# Track width?



## Lerlo (Jul 21, 2004)

Wah wondering how does widening our cars affect handling.
My friend bought himself 7mm spacers which he installed to his rear wheels effectively increasing his rear width by 1.4 cm, and he suffered snap oversteer which he couldnt counter fast enuf, crashing his car.
I then took over the spacer and installed it to my front and encountered serious oversteer. 
These spacers are evil!!


----------



## ReVerm (Jan 13, 2003)

Lerlo said:


> Wah wondering how does widening our cars affect handling.
> My friend bought himself 7mm spacers which he installed to his rear wheels effectively increasing his rear width by 1.4 cm, and he suffered snap oversteer which he couldnt counter fast enuf, crashing his car.
> I then took over the spacer and installed it to my front and encountered serious oversteer.
> These spacers are evil!!


I donno about spacers being evil, but it is very hard to tell what increasing the front/rear track on your car will do without knowing the suspension geometry.
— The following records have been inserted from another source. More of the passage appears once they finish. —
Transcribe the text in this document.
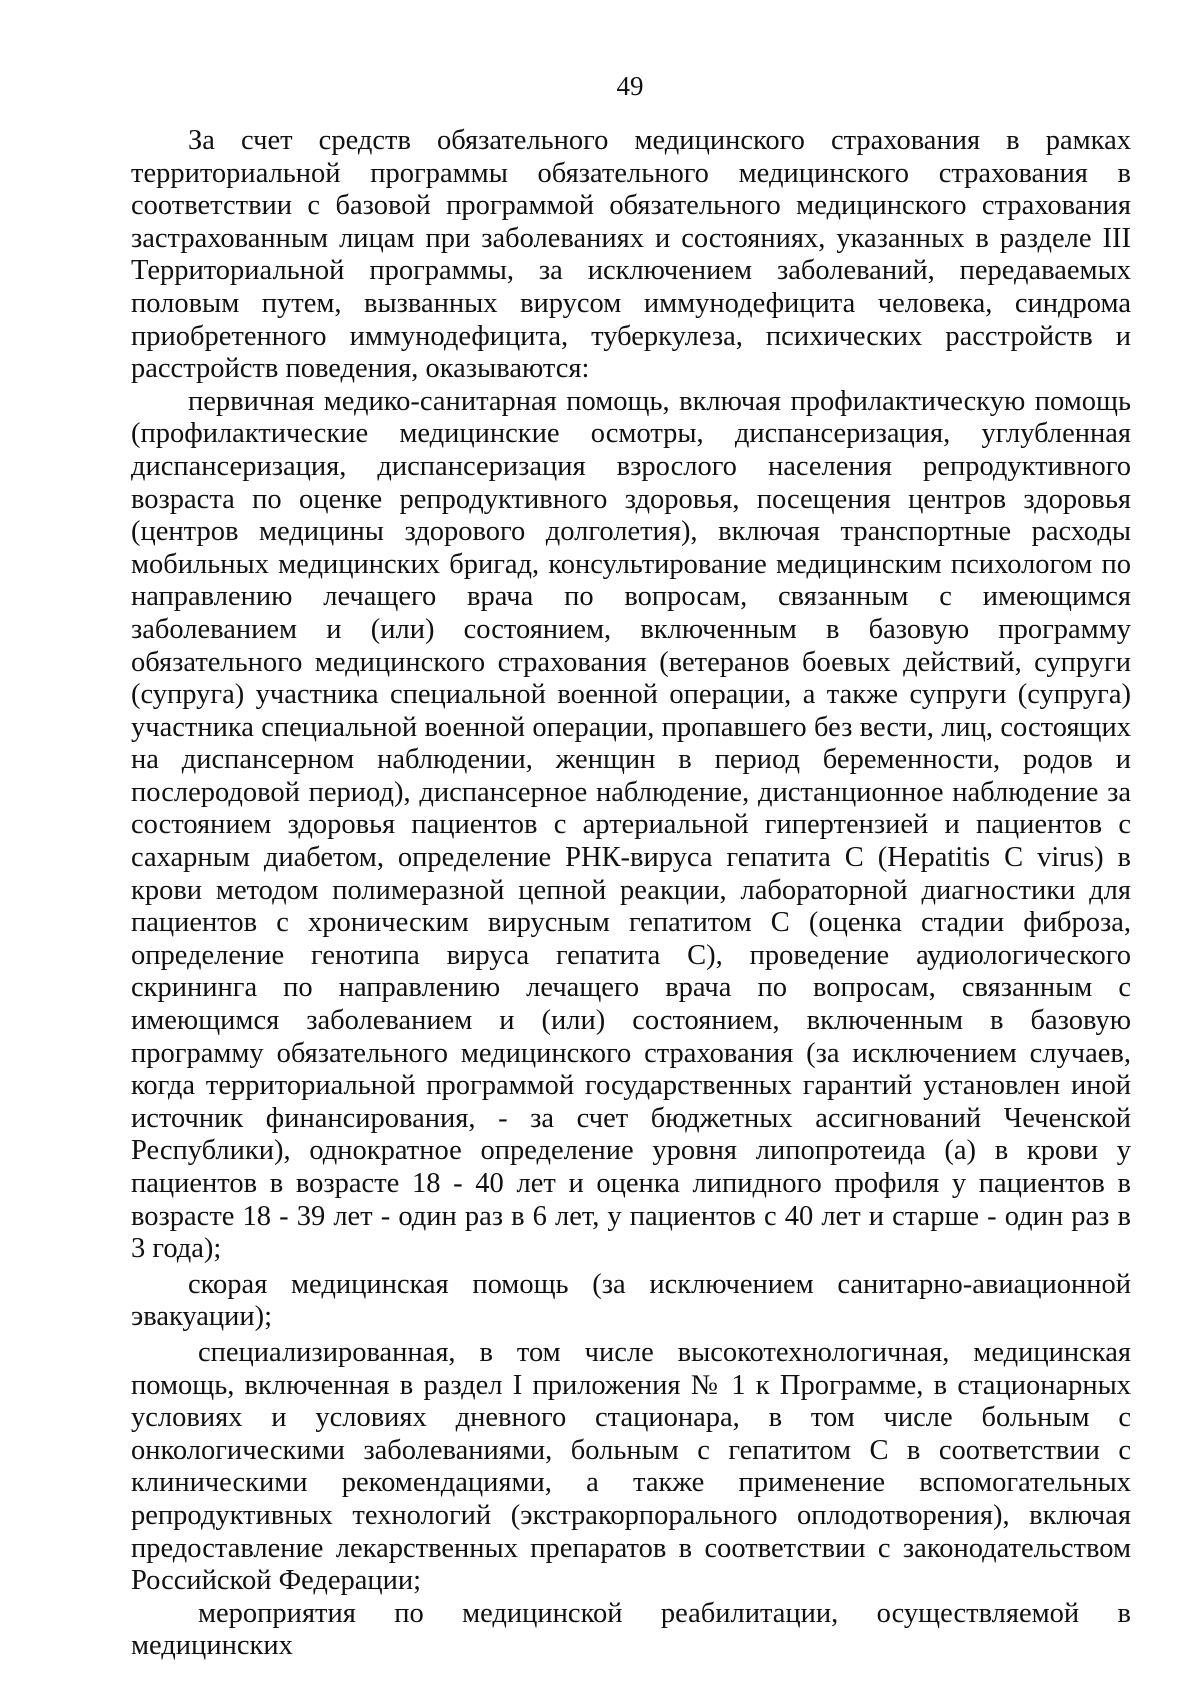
49

За счет средств обязательного медицинского страхования в рамках территориальной программы обязательного медицинского страхования в соответствии с базовой программой обязательного медицинского страхования застрахованным лицам при заболеваниях и состояниях, указанных в разделе III Территориальной программы, за исключением заболеваний, передаваемых половым путем, вызванных вирусом иммунодефицита человека, синдрома приобретенного иммунодефицита, туберкулеза, психических расстройств и расстройств поведения, оказываются:

первичная медико-санитарная помощь, включая профилактическую помощь (профилактические медицинские осмотры, диспансеризация, углубленная диспансеризация, диспансеризация взрослого населения репродуктивного возраста по оценке репродуктивного здоровья, посещения центров здоровья (центров медицины здорового долголетия), включая транспортные расходы мобильных медицинских бригад, консультирование медицинским психологом по направлению лечащего врача по вопросам, связанным с имеющимся заболеванием и (или) состоянием, включенным в базовую программу обязательного медицинского страхования (ветеранов боевых действий, супруги (супруга) участника специальной военной операции, а также супруги (супруга) участника специальной военной операции, пропавшего без вести, лиц, состоящих на диспансерном наблюдении, женщин в период беременности, родов и послеродовой период), диспансерное наблюдение, дистанционное наблюдение за состоянием здоровья пациентов с артериальной гипертензией и пациентов с сахарным диабетом, определение РНК-вируса гепатита С (Hepatitis C virus) в крови методом полимеразной цепной реакции, лабораторной диагностики для пациентов с хроническим вирусным гепатитом С (оценка стадии фиброза, определение генотипа вируса гепатита С), проведение аудиологического скрининга по направлению лечащего врача по вопросам, связанным с имеющимся заболеванием и (или) состоянием, включенным в базовую программу обязательного медицинского страхования (за исключением случаев, когда территориальной программой государственных гарантий установлен иной источник финансирования, - за счет бюджетных ассигнований Чеченской Республики), однократное определение уровня липопротеида (а) в крови у пациентов в возрасте 18 - 40 лет и оценка липидного профиля у пациентов в возрасте 18 - 39 лет - один раз в 6 лет, у пациентов с 40 лет и старше - один раз в 3 года);

скорая медицинская помощь (за исключением санитарно-авиационной эвакуации);

специализированная, в том числе высокотехнологичная, медицинская помощь, включенная в раздел I приложения № 1 к Программе, в стационарных условиях и условиях дневного стационара, в том числе больным с онкологическими заболеваниями, больным с гепатитом С в соответствии с клиническими рекомендациями, а также применение вспомогательных репродуктивных технологий (экстракорпорального оплодотворения), включая предоставление лекарственных препаратов в соответствии с законодательством Российской Федерации;

мероприятия по медицинской реабилитации, осуществляемой в медицинских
Track width is one of those things which causes the behavior of everything else on the underchassis to change. About the only thing I can say about increasing the track width on the more popular macpherson strut suspension systems is that it tends to lower the roll center of the car noticably. This doesn't even really work as a rule of thumb either, because it doesn't work once you get out of the realm of small production cars. If you really want to know exactly why it's causing that oversteer, you're unfortunately going to have to find someone with CAD skills or a suspension modelling program and start taking measurements.


----------